Può solo immaginare i benefici che questi ragazzi ricevono nell’essere guardati
non solo come componenti di una classe, ma come individui degni di attenzione
nella loro individualità. Magari per la prima volta proprio a scuola, dove le individualità
sono spesso trascurate o semplicemente non viste. (..) Giusto per fare un
esempio, Kant diceva che spazio e tempo sono due intuizioni a priori senza le
quali è impossibile fare esperienza, ma l’informatica, accorciando lo spazio
fino ad annullarlo nell’assoluto presente, ha trasformato in modo radicale la
modalità con cui i giovani fanno esperienza , rendendola decisamente diversa da
quella di quanti sono cresciuti in epoca pre-informatica , quando spazio,
tempo, corpo e comunicazione avevano uno spessore materiale e non virtuali.

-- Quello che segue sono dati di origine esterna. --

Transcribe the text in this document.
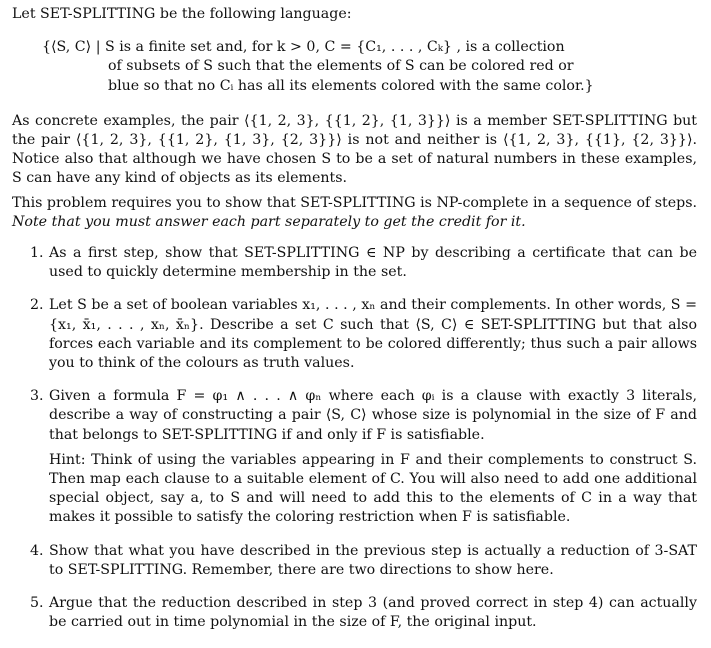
Let SET-SPLITTING be the following language:

{⟨S, C⟩ | S is a finite set and, for k > 0, C = {C₁, . . . , Cₖ} , is a collection

of subsets of S such that the elements of S can be colored red or

blue so that no Cᵢ has all its elements colored with the same color.}

As concrete examples, the pair ⟨{1, 2, 3}, {{1, 2}, {1, 3}}⟩ is a member SET-SPLITTING but the pair ⟨{1, 2, 3}, {{1, 2}, {1, 3}, {2, 3}}⟩ is not and neither is ⟨{1, 2, 3}, {{1}, {2, 3}}⟩. Notice also that although we have chosen S to be a set of natural numbers in these examples, S can have any kind of objects as its elements.

This problem requires you to show that SET-SPLITTING is NP-complete in a sequence of steps. Note that you must answer each part separately to get the credit for it.

1. As a first step, show that SET-SPLITTING ∈ NP by describing a certificate that can be used to quickly determine membership in the set.
2. Let S be a set of boolean variables x₁, . . . , xₙ and their complements. In other words, S = {x₁, x̄₁, . . . , xₙ, x̄ₙ}. Describe a set C such that ⟨S, C⟩ ∈ SET-SPLITTING but that also forces each variable and its complement to be colored differently; thus such a pair allows you to think of the colours as truth values.
3. Given a formula F = φ₁ ∧ . . . ∧ φₙ where each φᵢ is a clause with exactly 3 literals, describe a way of constructing a pair ⟨S, C⟩ whose size is polynomial in the size of F and that belongs to SET-SPLITTING if and only if F is satisfiable.
Hint: Think of using the variables appearing in F and their complements to construct S. Then map each clause to a suitable element of C. You will also need to add one additional special object, say a, to S and will need to add this to the elements of C in a way that makes it possible to satisfy the coloring restriction when F is satisfiable.
4. Show that what you have described in the previous step is actually a reduction of 3-SAT to SET-SPLITTING. Remember, there are two directions to show here.
5. Argue that the reduction described in step 3 (and proved correct in step 4) can actually be carried out in time polynomial in the size of F, the original input.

Sono sicuri gli insegnanti, di poter comunicare con efficacia e soprattutto di
essere capiti senza entrare nel mondo esperienziale dei giovani, che ogni
mattina hanno davanti agli occhi? Oppure, anche per questa mancanza di un modo
comune, rischiano di non vederli? Non lo
dico per fare un’apologia dell’informatica e del mondo virtuale, che purtroppo
ha sostituito quello reale. Ma per prendere atto che questa sostituzione è
avvenuta. E poiché è stata la più grande rivoluzione della storia e ha
collocato i giovani, a loro stessa insaputa, come pesci in una “rete”, è
proprio lì che i professori devono andare a “prenderli”. Con la dedizione e la
cura mostrate in questa lettera che lei mi ha scritto.